New Delhi: It has been 46 years since India and Pakistan signed the Simla Agreement to settle all disagreements and difficulties between the two nations peacefully. The agreement sought to reverse the repercussions of the 1971 conflict. Relations between India and Pakistan had been difficult since Partition and had deteriorated further during the 1971 war, which also resulted in the formation of Bangladesh, formerly known as East Pakistan. Six months after Bangladesh’s liberation, then-Prime Minister Indira Gandhi and former Pakistan President Zulfiqar Ali Bhutto met in Shimla on July 2, 1972, to sign an agreement outlining a framework for mutual dispute settlement.

The Simla Agreement, rather than the 1949 UN Security Council decision, would be the touchstone between the two countries for future discussions and conflicts. India agreed to hand over 90,000 prisoners of war seized from Pakistan. In exchange, Bhutto pledged — he offered Mrs. Gandhi personal guarantees — that he would come home and transform the Line of Control that divided Kashmir into an international boundary.

The agreement’s main implications;

  • Both nations will have direct negotiations to resolve any conflicts and difficulties peacefully, with no intermediary or third party present.
  • Transit facilities will be built so that individuals from both nations may travel.
  • Business and commercial relations will be resumed as soon as possible.
  • The lands taken by India during the 1971 war in Pakistan will be returned.
  • Both nations will collaborate to advance science and culture.
  • They must constantly uphold each other’s national unity, territorial integrity, political independence, and sovereign equality.

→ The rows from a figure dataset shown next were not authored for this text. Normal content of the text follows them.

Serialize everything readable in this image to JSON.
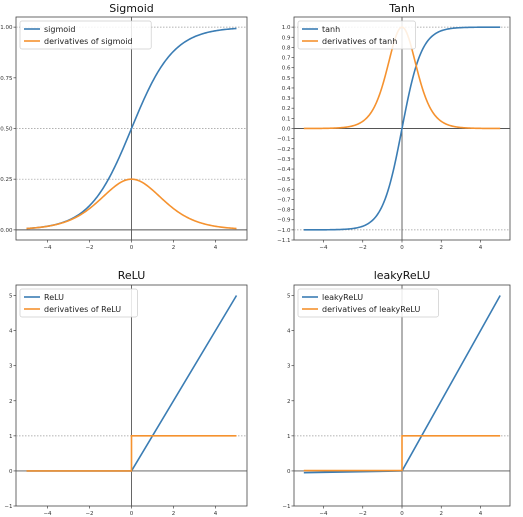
{
  "colors": {
    "series1": "#3b7db4",
    "series2": "#f5922f",
    "axis": "#555555",
    "ref": "#999999",
    "frame": "#444444"
  },
  "chart_data": [
    {
      "type": "line",
      "title": "Sigmoid",
      "function": "sigmoid",
      "xlim": [
        -5.5,
        5.5
      ],
      "ylim": [
        -0.05,
        1.05
      ],
      "x_ticks": [
        -4,
        -2,
        0,
        2,
        4
      ],
      "x_tick_labels": [
        "−4",
        "−2",
        "0",
        "2",
        "4"
      ],
      "y_ticks": [
        0,
        0.25,
        0.5,
        0.75,
        1.0
      ],
      "y_tick_labels": [
        "0.00",
        "0.25",
        "0.50",
        "0.75",
        "1.00"
      ],
      "ref_lines_y": [
        0.25,
        0.5,
        1.0
      ],
      "legend": "top-left",
      "series": [
        {
          "name": "sigmoid",
          "x": [
            -5,
            -4,
            -3,
            -2,
            -1,
            0,
            1,
            2,
            3,
            4,
            5
          ],
          "y": [
            0.007,
            0.018,
            0.047,
            0.119,
            0.269,
            0.5,
            0.731,
            0.881,
            0.953,
            0.982,
            0.993
          ]
        },
        {
          "name": "derivatives of sigmoid",
          "x": [
            -5,
            -4,
            -3,
            -2,
            -1,
            0,
            1,
            2,
            3,
            4,
            5
          ],
          "y": [
            0.007,
            0.018,
            0.045,
            0.105,
            0.197,
            0.25,
            0.197,
            0.105,
            0.045,
            0.018,
            0.007
          ]
        }
      ]
    },
    {
      "type": "line",
      "title": "Tanh",
      "function": "tanh",
      "xlim": [
        -5.5,
        5.5
      ],
      "ylim": [
        -1.1,
        1.1
      ],
      "x_ticks": [
        -4,
        -2,
        0,
        2,
        4
      ],
      "x_tick_labels": [
        "−4",
        "−2",
        "0",
        "2",
        "4"
      ],
      "y_ticks": [
        -1.1,
        -1.0,
        -0.9,
        -0.8,
        -0.7,
        -0.6,
        -0.5,
        -0.4,
        -0.3,
        -0.2,
        -0.1,
        0.0,
        0.1,
        0.2,
        0.3,
        0.4,
        0.5,
        0.6,
        0.7,
        0.8,
        0.9,
        1.0
      ],
      "y_tick_labels": [
        "−1.1",
        "−1.0",
        "−0.9",
        "−0.8",
        "−0.7",
        "−0.6",
        "−0.5",
        "−0.4",
        "−0.3",
        "−0.2",
        "−0.1",
        "0.0",
        "0.1",
        "0.2",
        "0.3",
        "0.4",
        "0.5",
        "0.6",
        "0.7",
        "0.8",
        "0.9",
        "1.0"
      ],
      "ref_lines_y": [
        -1.0,
        1.0
      ],
      "legend": "top-left",
      "series": [
        {
          "name": "tanh",
          "x": [
            -5,
            -4,
            -3,
            -2,
            -1,
            0,
            1,
            2,
            3,
            4,
            5
          ],
          "y": [
            -1.0,
            -0.999,
            -0.995,
            -0.964,
            -0.762,
            0.0,
            0.762,
            0.964,
            0.995,
            0.999,
            1.0
          ]
        },
        {
          "name": "derivatives of tanh",
          "x": [
            -5,
            -4,
            -3,
            -2,
            -1,
            0,
            1,
            2,
            3,
            4,
            5
          ],
          "y": [
            0.0,
            0.001,
            0.01,
            0.071,
            0.42,
            1.0,
            0.42,
            0.071,
            0.01,
            0.001,
            0.0
          ]
        }
      ]
    },
    {
      "type": "line",
      "title": "ReLU",
      "function": "relu",
      "xlim": [
        -5.5,
        5.5
      ],
      "ylim": [
        -1,
        5.3
      ],
      "x_ticks": [
        -4,
        -2,
        0,
        2,
        4
      ],
      "x_tick_labels": [
        "−4",
        "−2",
        "0",
        "2",
        "4"
      ],
      "y_ticks": [
        -1,
        0,
        1,
        2,
        3,
        4,
        5
      ],
      "y_tick_labels": [
        "−1",
        "0",
        "1",
        "2",
        "3",
        "4",
        "5"
      ],
      "ref_lines_y": [
        1
      ],
      "legend": "top-left",
      "series": [
        {
          "name": "ReLU",
          "x": [
            -5,
            0,
            5
          ],
          "y": [
            0,
            0,
            5
          ]
        },
        {
          "name": "derivatives of ReLU",
          "x": [
            -5,
            0,
            0,
            5
          ],
          "y": [
            0,
            0,
            1,
            1
          ]
        }
      ]
    },
    {
      "type": "line",
      "title": "leakyReLU",
      "function": "leaky_relu",
      "xlim": [
        -5.5,
        5.5
      ],
      "ylim": [
        -1,
        5.3
      ],
      "x_ticks": [
        -4,
        -2,
        0,
        2,
        4
      ],
      "x_tick_labels": [
        "−4",
        "−2",
        "0",
        "2",
        "4"
      ],
      "y_ticks": [
        -1,
        0,
        1,
        2,
        3,
        4,
        5
      ],
      "y_tick_labels": [
        "−1",
        "0",
        "1",
        "2",
        "3",
        "4",
        "5"
      ],
      "ref_lines_y": [
        1
      ],
      "legend": "top-left",
      "series": [
        {
          "name": "leakyReLU",
          "x": [
            -5,
            0,
            5
          ],
          "y": [
            -0.05,
            0,
            5
          ]
        },
        {
          "name": "derivatives of leakyReLU",
          "x": [
            -5,
            0,
            0,
            5
          ],
          "y": [
            0.01,
            0.01,
            1,
            1
          ]
        }
      ]
    }
  ]
}
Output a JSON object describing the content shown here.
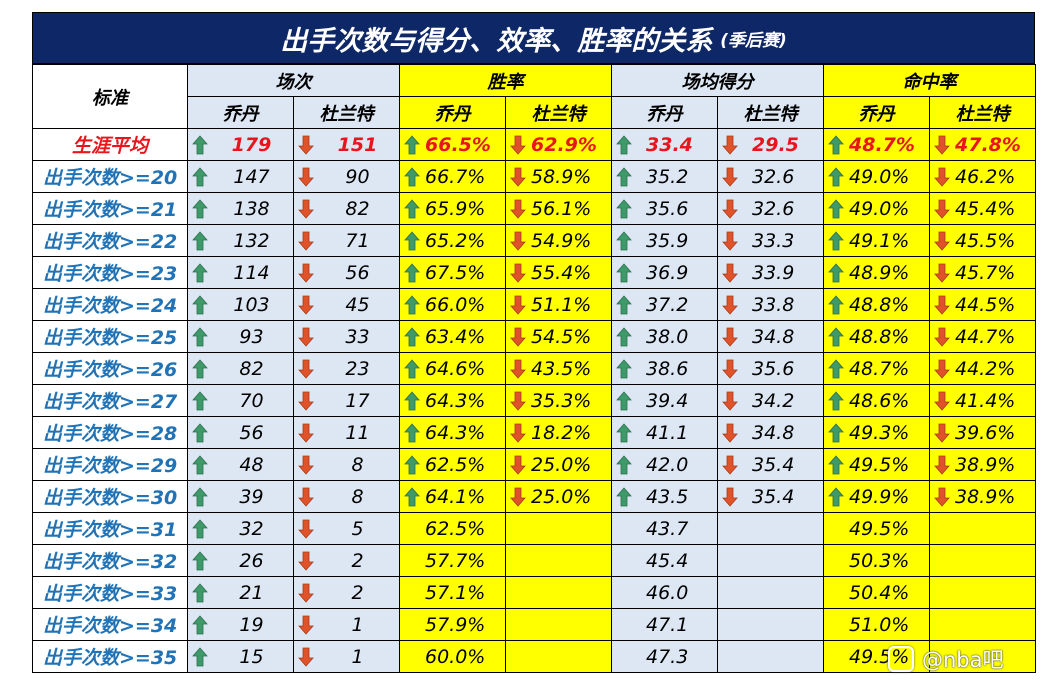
{
  "title": {
    "main": "出手次数与得分、效率、胜率的关系",
    "sub": "(季后赛)"
  },
  "header": {
    "criterion": "标准",
    "groups": [
      "场次",
      "胜率",
      "场均得分",
      "命中率"
    ],
    "players": [
      "乔丹",
      "杜兰特"
    ]
  },
  "colors": {
    "title_bg": "#0e2767",
    "up_arrow": "#3f9a6a",
    "down_arrow": "#e0532a",
    "label_text": "#1f73b6",
    "career_text": "#e8151d",
    "yellow": "#ffff00",
    "light_blue": "#dde7f3"
  },
  "rows": [
    {
      "label": "生涯平均",
      "career": true,
      "cells": [
        [
          "179",
          1
        ],
        [
          "151",
          -1
        ],
        [
          "66.5%",
          1
        ],
        [
          "62.9%",
          -1
        ],
        [
          "33.4",
          1
        ],
        [
          "29.5",
          -1
        ],
        [
          "48.7%",
          1
        ],
        [
          "47.8%",
          -1
        ]
      ]
    },
    {
      "label": "出手次数>=20",
      "cells": [
        [
          "147",
          1
        ],
        [
          "90",
          -1
        ],
        [
          "66.7%",
          1
        ],
        [
          "58.9%",
          -1
        ],
        [
          "35.2",
          1
        ],
        [
          "32.6",
          -1
        ],
        [
          "49.0%",
          1
        ],
        [
          "46.2%",
          -1
        ]
      ]
    },
    {
      "label": "出手次数>=21",
      "cells": [
        [
          "138",
          1
        ],
        [
          "82",
          -1
        ],
        [
          "65.9%",
          1
        ],
        [
          "56.1%",
          -1
        ],
        [
          "35.6",
          1
        ],
        [
          "32.6",
          -1
        ],
        [
          "49.0%",
          1
        ],
        [
          "45.4%",
          -1
        ]
      ]
    },
    {
      "label": "出手次数>=22",
      "cells": [
        [
          "132",
          1
        ],
        [
          "71",
          -1
        ],
        [
          "65.2%",
          1
        ],
        [
          "54.9%",
          -1
        ],
        [
          "35.9",
          1
        ],
        [
          "33.3",
          -1
        ],
        [
          "49.1%",
          1
        ],
        [
          "45.5%",
          -1
        ]
      ]
    },
    {
      "label": "出手次数>=23",
      "cells": [
        [
          "114",
          1
        ],
        [
          "56",
          -1
        ],
        [
          "67.5%",
          1
        ],
        [
          "55.4%",
          -1
        ],
        [
          "36.9",
          1
        ],
        [
          "33.9",
          -1
        ],
        [
          "48.9%",
          1
        ],
        [
          "45.7%",
          -1
        ]
      ]
    },
    {
      "label": "出手次数>=24",
      "cells": [
        [
          "103",
          1
        ],
        [
          "45",
          -1
        ],
        [
          "66.0%",
          1
        ],
        [
          "51.1%",
          -1
        ],
        [
          "37.2",
          1
        ],
        [
          "33.8",
          -1
        ],
        [
          "48.8%",
          1
        ],
        [
          "44.5%",
          -1
        ]
      ]
    },
    {
      "label": "出手次数>=25",
      "cells": [
        [
          "93",
          1
        ],
        [
          "33",
          -1
        ],
        [
          "63.4%",
          1
        ],
        [
          "54.5%",
          -1
        ],
        [
          "38.0",
          1
        ],
        [
          "34.8",
          -1
        ],
        [
          "48.8%",
          1
        ],
        [
          "44.7%",
          -1
        ]
      ]
    },
    {
      "label": "出手次数>=26",
      "cells": [
        [
          "82",
          1
        ],
        [
          "23",
          -1
        ],
        [
          "64.6%",
          1
        ],
        [
          "43.5%",
          -1
        ],
        [
          "38.6",
          1
        ],
        [
          "35.6",
          -1
        ],
        [
          "48.7%",
          1
        ],
        [
          "44.2%",
          -1
        ]
      ]
    },
    {
      "label": "出手次数>=27",
      "cells": [
        [
          "70",
          1
        ],
        [
          "17",
          -1
        ],
        [
          "64.3%",
          1
        ],
        [
          "35.3%",
          -1
        ],
        [
          "39.4",
          1
        ],
        [
          "34.2",
          -1
        ],
        [
          "48.6%",
          1
        ],
        [
          "41.4%",
          -1
        ]
      ]
    },
    {
      "label": "出手次数>=28",
      "cells": [
        [
          "56",
          1
        ],
        [
          "11",
          -1
        ],
        [
          "64.3%",
          1
        ],
        [
          "18.2%",
          -1
        ],
        [
          "41.1",
          1
        ],
        [
          "34.8",
          -1
        ],
        [
          "49.3%",
          1
        ],
        [
          "39.6%",
          -1
        ]
      ]
    },
    {
      "label": "出手次数>=29",
      "cells": [
        [
          "48",
          1
        ],
        [
          "8",
          -1
        ],
        [
          "62.5%",
          1
        ],
        [
          "25.0%",
          -1
        ],
        [
          "42.0",
          1
        ],
        [
          "35.4",
          -1
        ],
        [
          "49.5%",
          1
        ],
        [
          "38.9%",
          -1
        ]
      ]
    },
    {
      "label": "出手次数>=30",
      "cells": [
        [
          "39",
          1
        ],
        [
          "8",
          -1
        ],
        [
          "64.1%",
          1
        ],
        [
          "25.0%",
          -1
        ],
        [
          "43.5",
          1
        ],
        [
          "35.4",
          -1
        ],
        [
          "49.9%",
          1
        ],
        [
          "38.9%",
          -1
        ]
      ]
    },
    {
      "label": "出手次数>=31",
      "cells": [
        [
          "32",
          1
        ],
        [
          "5",
          -1
        ],
        [
          "62.5%",
          0
        ],
        [
          "",
          0
        ],
        [
          "43.7",
          0
        ],
        [
          "",
          0
        ],
        [
          "49.5%",
          0
        ],
        [
          "",
          0
        ]
      ]
    },
    {
      "label": "出手次数>=32",
      "cells": [
        [
          "26",
          1
        ],
        [
          "2",
          -1
        ],
        [
          "57.7%",
          0
        ],
        [
          "",
          0
        ],
        [
          "45.4",
          0
        ],
        [
          "",
          0
        ],
        [
          "50.3%",
          0
        ],
        [
          "",
          0
        ]
      ]
    },
    {
      "label": "出手次数>=33",
      "cells": [
        [
          "21",
          1
        ],
        [
          "2",
          -1
        ],
        [
          "57.1%",
          0
        ],
        [
          "",
          0
        ],
        [
          "46.0",
          0
        ],
        [
          "",
          0
        ],
        [
          "50.4%",
          0
        ],
        [
          "",
          0
        ]
      ]
    },
    {
      "label": "出手次数>=34",
      "cells": [
        [
          "19",
          1
        ],
        [
          "1",
          -1
        ],
        [
          "57.9%",
          0
        ],
        [
          "",
          0
        ],
        [
          "47.1",
          0
        ],
        [
          "",
          0
        ],
        [
          "51.0%",
          0
        ],
        [
          "",
          0
        ]
      ]
    },
    {
      "label": "出手次数>=35",
      "cells": [
        [
          "15",
          1
        ],
        [
          "1",
          -1
        ],
        [
          "60.0%",
          0
        ],
        [
          "",
          0
        ],
        [
          "47.3",
          0
        ],
        [
          "",
          0
        ],
        [
          "49.5%",
          0
        ],
        [
          "",
          0
        ]
      ]
    }
  ],
  "watermark": "@nba吧"
}
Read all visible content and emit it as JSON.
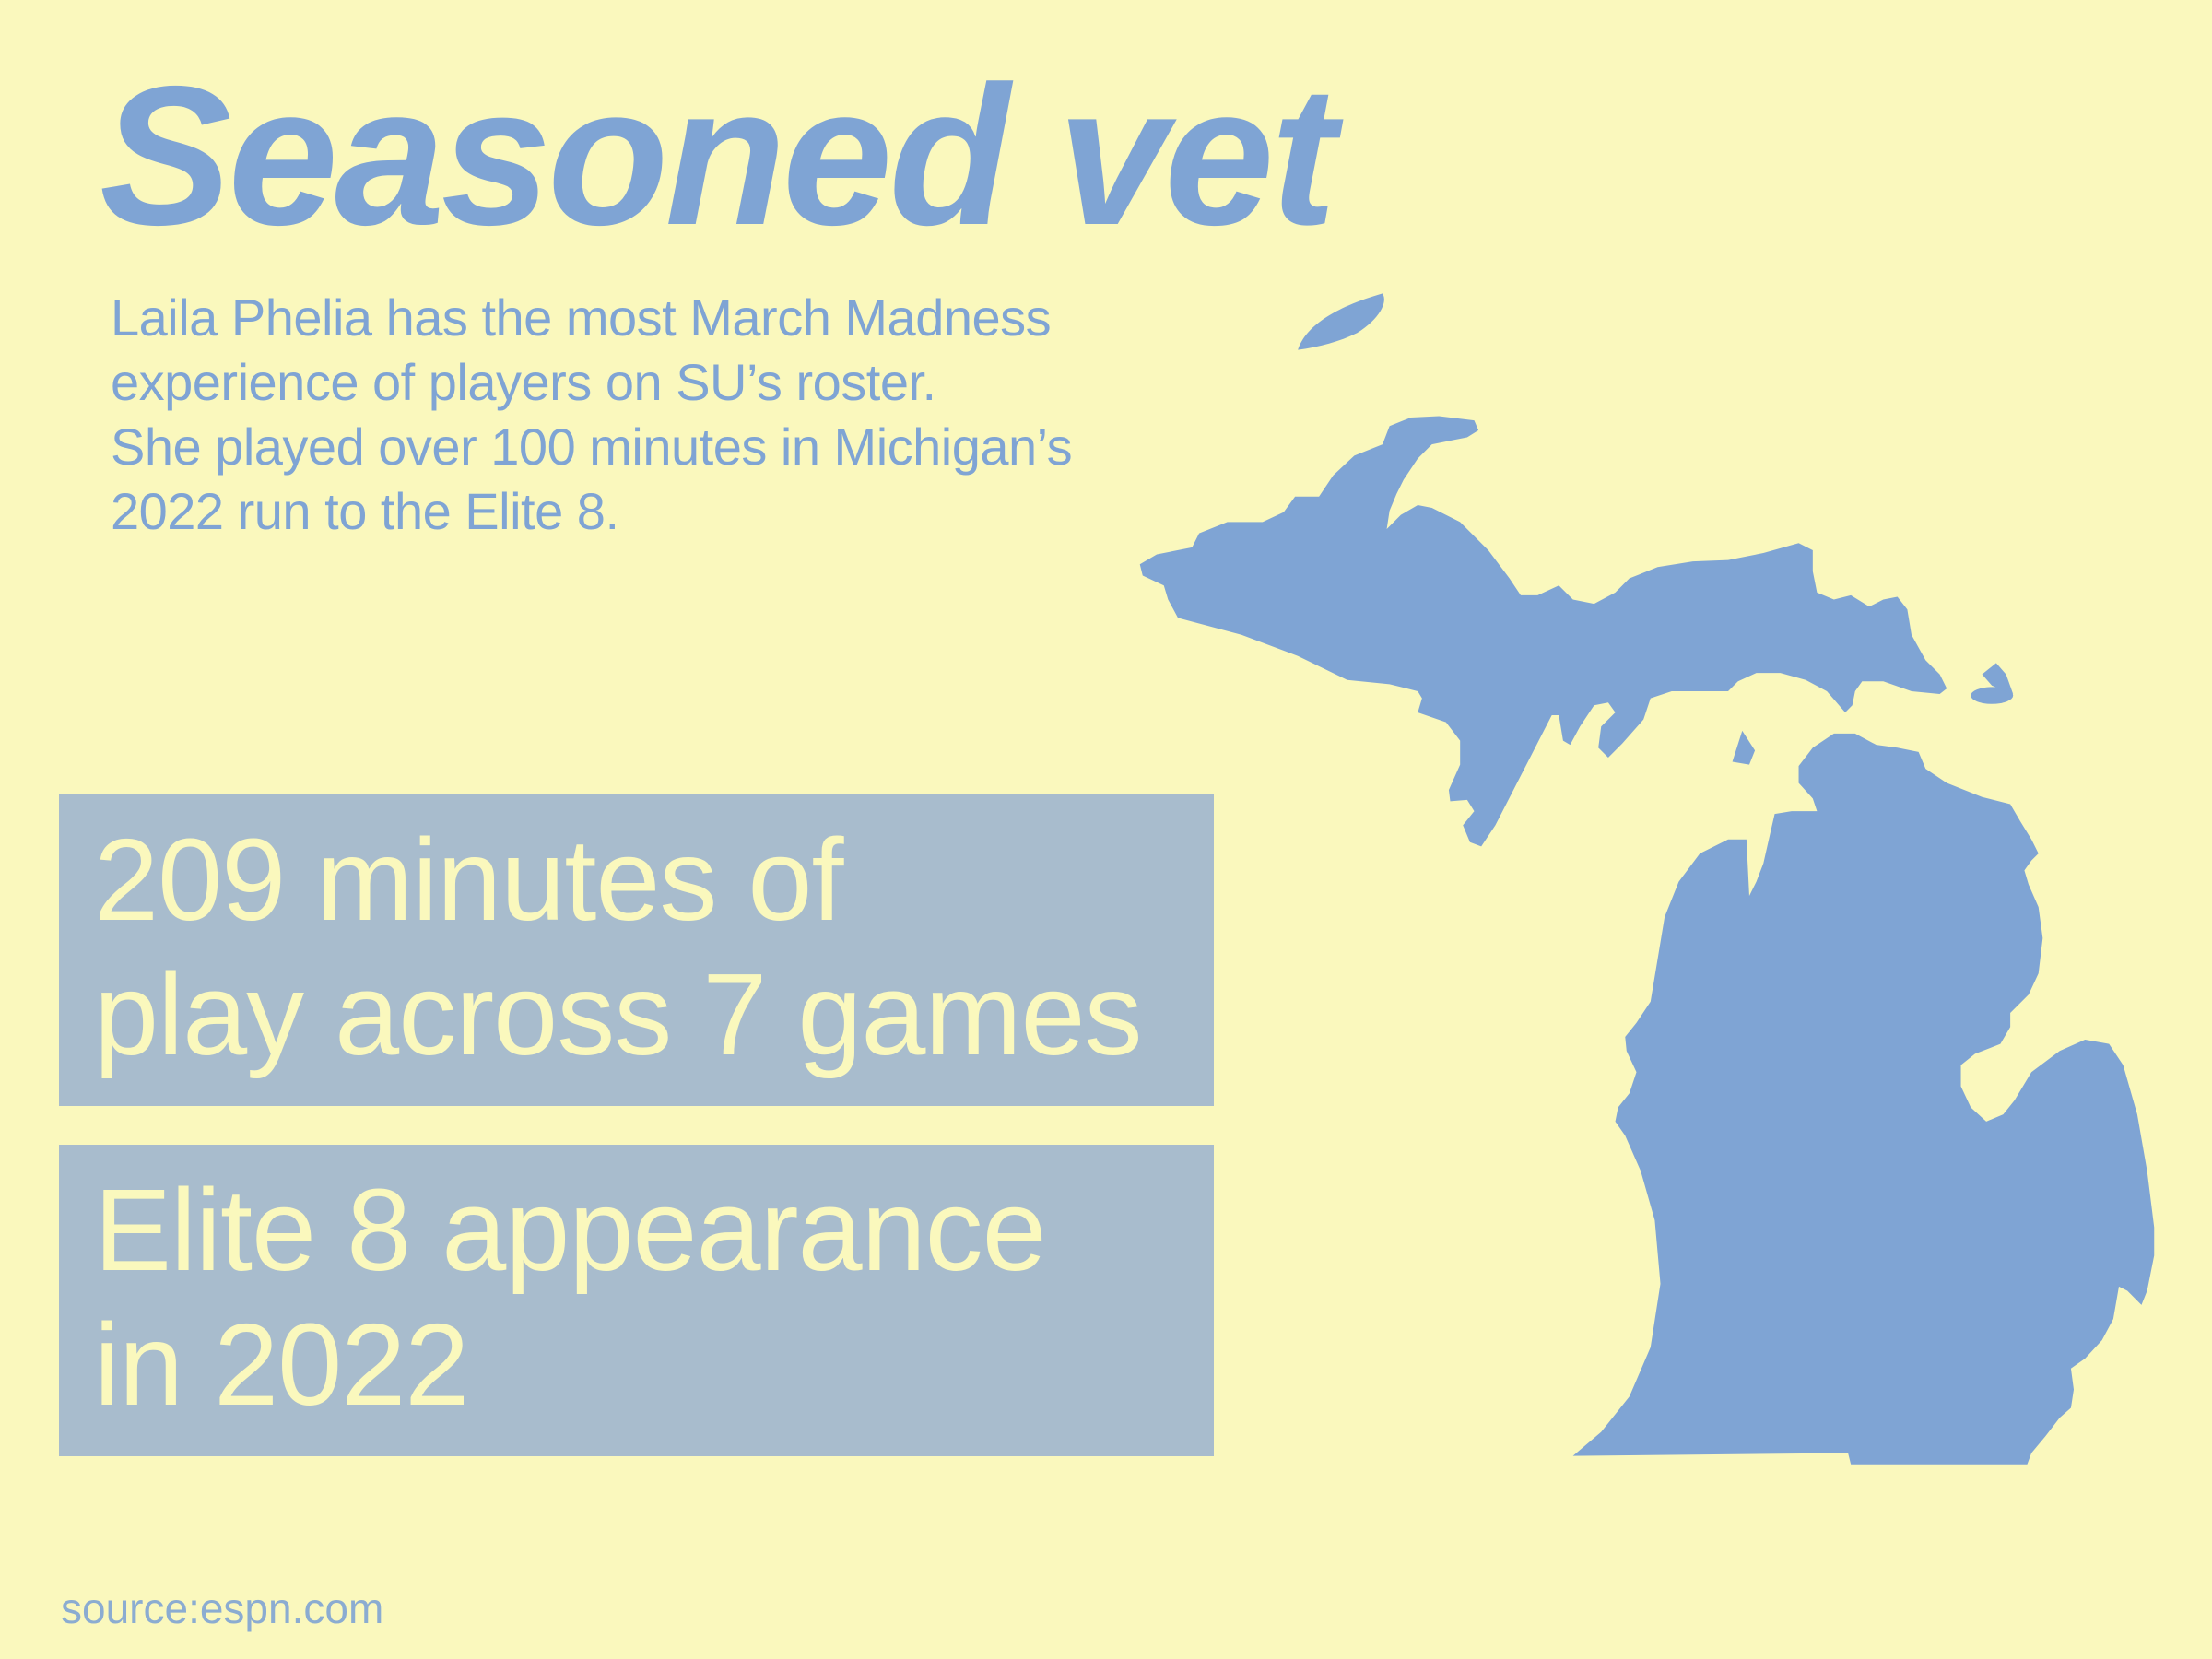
{
  "title": "Seasoned vet",
  "description": [
    "Laila Phelia has the most March Madness",
    "experience of players on SU’s roster.",
    "She played over 100 minutes in Michigan’s",
    "2022 run to the Elite 8."
  ],
  "stats": [
    {
      "line1": "209 minutes of",
      "line2": "play across 7 games"
    },
    {
      "line1": "Elite 8 appearance",
      "line2": "in 2022"
    }
  ],
  "source": "source:espn.com",
  "map": {
    "region": "Michigan",
    "icon": "michigan-map-icon"
  },
  "colors": {
    "background": "#faf8bd",
    "accent": "#7fa4d4",
    "box": "#a8bccd"
  }
}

Some scholars say that Indira Gandhi should not have relied on Bhutto’s verbal guarantees and should have retained some influence. They claim that if she had pushed Bhutto to sign on the dotted line, transforming the LoC into an international boundary, the tortuous history of India-Pakistan relations would have been drastically different. Over the years, the two nations have seen constant strife and carnage — the Kargil war, the 2008 Mumbai attacks, decades of terrorism, and, most recently, the Pathankot and Uri assaults, as well as the deterioration of the Kashmir situation. Revisiting the Simla Agreement may serve to remind the neighbours of their inability to live true to the spirit of the historic agreement.